Surah al-Haqqah 69 ~ Tafsir asy-Syanqithi (1/2)

Dari Buku:
Tafsir Adhwa’-ul-Bayan
(Tafsir al-Qur’an dengan al-Qur’an
(Jilid 11, Juz ‘Amma)
Oleh: Syaikh asy-Syanqithi

Penerjemah: Ahmad Affandi, Zubaidah Abdurrauf, Kholid Hidayatulullah, Muhammad Yusuf.
Penerbit: PUSTAKA AZZAM

Rangkaian Pos: Surah al-Haqqah 69 ~ Tafsir asy-Syanqithi

سُوْرَةُ الْحَاقَّةِ

AL-ḤĀQQAH (Hari Kiamat)

Surah ke 69: 52 ayat.

 

Firman Allah s.w.t.:

الْحَاقَّةُ. مَا الْحَاقَّةُ.

Hari kiamat, apakah hari kiamat itu?.”

(Qs. al-Ḥāqqah [69]: 1-2).

Kata al-Ḥāqqah termasuk salah satu nama kiamat.
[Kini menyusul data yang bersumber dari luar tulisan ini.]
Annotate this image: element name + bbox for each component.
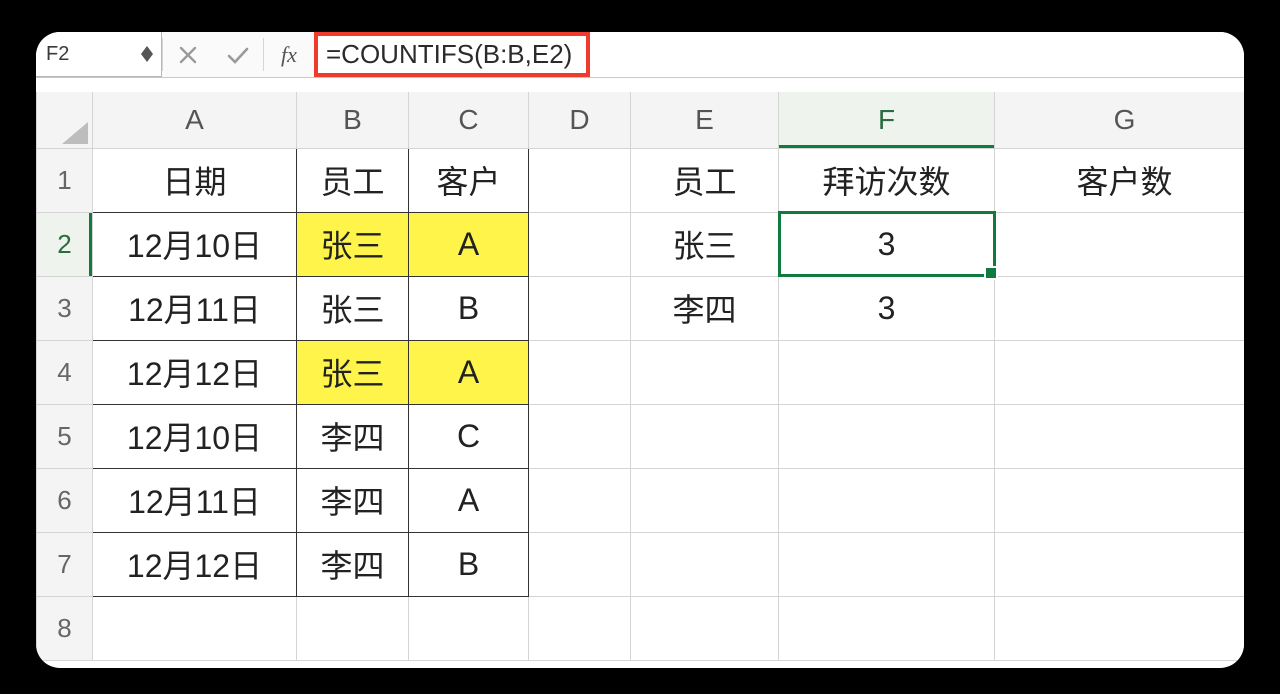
cell[interactable] <box>631 404 779 468</box>
check-icon <box>226 45 250 65</box>
grid-table: A B C D E F G 1 日期 员工 客户 员工 <box>36 92 1244 661</box>
cell[interactable] <box>529 404 631 468</box>
cell[interactable]: B <box>409 276 529 340</box>
table-row: 4 12月12日 张三 A <box>37 340 1245 404</box>
table-row: 3 12月11日 张三 B 李四 3 <box>37 276 1245 340</box>
cell[interactable]: 12月12日 <box>93 340 297 404</box>
cell[interactable]: 12月10日 <box>93 404 297 468</box>
chevron-down-icon <box>141 54 153 62</box>
name-box-stepper[interactable] <box>141 46 153 62</box>
selected-cell-F2[interactable]: 3 <box>779 212 995 276</box>
cell[interactable]: C <box>409 404 529 468</box>
cell[interactable] <box>529 340 631 404</box>
cell[interactable] <box>995 596 1245 660</box>
cell[interactable]: 日期 <box>93 148 297 212</box>
cell[interactable] <box>631 596 779 660</box>
row-header-2[interactable]: 2 <box>37 212 93 276</box>
cell[interactable] <box>529 148 631 212</box>
cell[interactable] <box>779 340 995 404</box>
formula-highlight-box: =COUNTIFS(B:B,E2) <box>314 32 590 77</box>
formula-text: =COUNTIFS(B:B,E2) <box>326 39 572 70</box>
table-row: 8 <box>37 596 1245 660</box>
col-header-B[interactable]: B <box>297 92 409 148</box>
cell[interactable]: 张三 <box>631 212 779 276</box>
close-icon <box>178 45 198 65</box>
cell[interactable] <box>631 468 779 532</box>
insert-function-button[interactable]: fx <box>264 32 314 77</box>
name-box-value: F2 <box>46 43 69 66</box>
cell[interactable] <box>529 532 631 596</box>
select-all-corner[interactable] <box>37 92 93 148</box>
cell[interactable] <box>631 340 779 404</box>
cell[interactable] <box>631 532 779 596</box>
cell[interactable] <box>995 404 1245 468</box>
col-header-A[interactable]: A <box>93 92 297 148</box>
cell[interactable] <box>995 340 1245 404</box>
table-row: 2 12月10日 张三 A 张三 3 <box>37 212 1245 276</box>
cell[interactable]: 客户数 <box>995 148 1245 212</box>
cell[interactable]: A <box>409 340 529 404</box>
cell[interactable]: 李四 <box>297 404 409 468</box>
cell[interactable] <box>779 404 995 468</box>
col-header-E[interactable]: E <box>631 92 779 148</box>
cell[interactable] <box>779 596 995 660</box>
row-header-4[interactable]: 4 <box>37 340 93 404</box>
cell[interactable]: 拜访次数 <box>779 148 995 212</box>
col-header-C[interactable]: C <box>409 92 529 148</box>
chevron-up-icon <box>141 46 153 54</box>
cell[interactable] <box>529 596 631 660</box>
cell[interactable] <box>409 596 529 660</box>
table-row: 1 日期 员工 客户 员工 拜访次数 客户数 <box>37 148 1245 212</box>
row-header-3[interactable]: 3 <box>37 276 93 340</box>
worksheet[interactable]: A B C D E F G 1 日期 员工 客户 员工 <box>36 92 1244 668</box>
col-header-D[interactable]: D <box>529 92 631 148</box>
cell[interactable] <box>995 212 1245 276</box>
cell[interactable]: 员工 <box>631 148 779 212</box>
cell[interactable] <box>529 212 631 276</box>
cell[interactable]: 张三 <box>297 340 409 404</box>
cell[interactable]: B <box>409 532 529 596</box>
row-header-6[interactable]: 6 <box>37 468 93 532</box>
cell[interactable]: 12月11日 <box>93 276 297 340</box>
cell[interactable]: 李四 <box>631 276 779 340</box>
cell[interactable]: 12月11日 <box>93 468 297 532</box>
cell[interactable]: 张三 <box>297 212 409 276</box>
row-header-1[interactable]: 1 <box>37 148 93 212</box>
cell[interactable] <box>529 468 631 532</box>
cell[interactable]: 客户 <box>409 148 529 212</box>
cell[interactable] <box>995 532 1245 596</box>
table-row: 6 12月11日 李四 A <box>37 468 1245 532</box>
row-header-8[interactable]: 8 <box>37 596 93 660</box>
col-header-F[interactable]: F <box>779 92 995 148</box>
cell[interactable]: 员工 <box>297 148 409 212</box>
table-row: 5 12月10日 李四 C <box>37 404 1245 468</box>
row-header-7[interactable]: 7 <box>37 532 93 596</box>
col-header-G[interactable]: G <box>995 92 1245 148</box>
row-header-5[interactable]: 5 <box>37 404 93 468</box>
cell[interactable]: A <box>409 468 529 532</box>
spreadsheet-window: F2 fx =COUNTIFS(B:B,E2) <box>36 32 1244 668</box>
cell[interactable] <box>779 468 995 532</box>
name-box[interactable]: F2 <box>36 32 162 77</box>
table-row: 7 12月12日 李四 B <box>37 532 1245 596</box>
cell[interactable] <box>93 596 297 660</box>
cell[interactable]: 李四 <box>297 468 409 532</box>
fx-label: fx <box>281 42 297 68</box>
cell[interactable]: 3 <box>779 276 995 340</box>
cell[interactable]: 李四 <box>297 532 409 596</box>
cell[interactable] <box>995 468 1245 532</box>
cell[interactable] <box>529 276 631 340</box>
cell[interactable] <box>995 276 1245 340</box>
cell[interactable] <box>779 532 995 596</box>
cell[interactable]: 12月12日 <box>93 532 297 596</box>
formula-confirm-button[interactable] <box>213 32 263 77</box>
cell[interactable]: 12月10日 <box>93 212 297 276</box>
formula-bar: F2 fx =COUNTIFS(B:B,E2) <box>36 32 1244 78</box>
formula-input[interactable]: =COUNTIFS(B:B,E2) <box>314 32 1244 77</box>
cell[interactable] <box>297 596 409 660</box>
formula-cancel-button[interactable] <box>163 32 213 77</box>
cell[interactable]: A <box>409 212 529 276</box>
cell[interactable]: 张三 <box>297 276 409 340</box>
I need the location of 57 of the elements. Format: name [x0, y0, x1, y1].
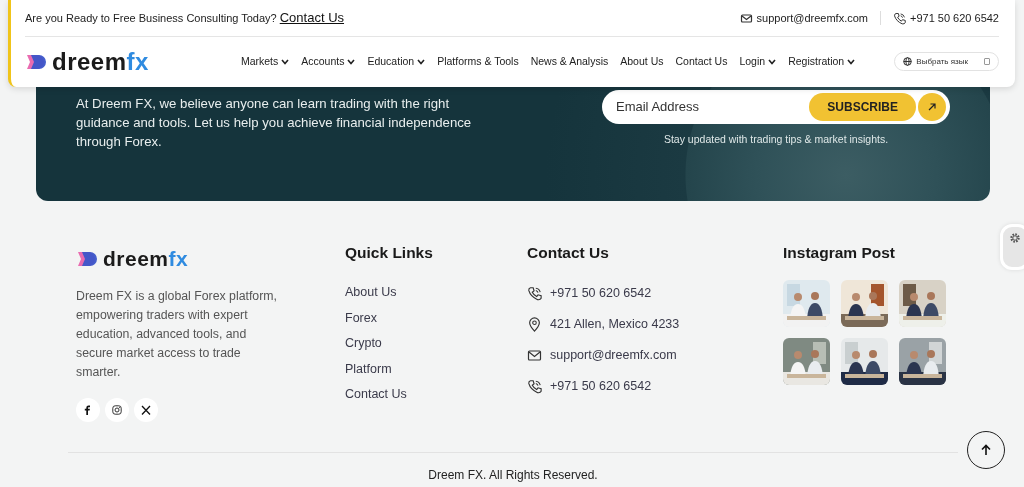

Ayat berikutnya adalah: (كَذَّبَتْ ثَمُوْدُ وَ عَادٌ بِالْقَارِعَةِ.) “Kaum Tsamūd dan ‘Ād telah mendustakan hari kiamat” (Qs. al-Ḥāqqah [69]: 4).

وَ مَا أَدْرَاكَ مَا الْقَارِعَةُ. يَوْمَ يَكُوْنُ النَّاسُ كَالْفَرَاشِ الْمَبْثُوْثِ.

Tahukah kamu apakah hari Kiamat itu? Pada hari itu manusia seperti anai-anai yang bertebaran” (Qs. al-Qāri‘ah [101]: 3-4).

Kiamat dinamakan “ḥāqqah” karena pada hari itu janji Allah untuk kebangkitan dan pembalasan ditegakkan.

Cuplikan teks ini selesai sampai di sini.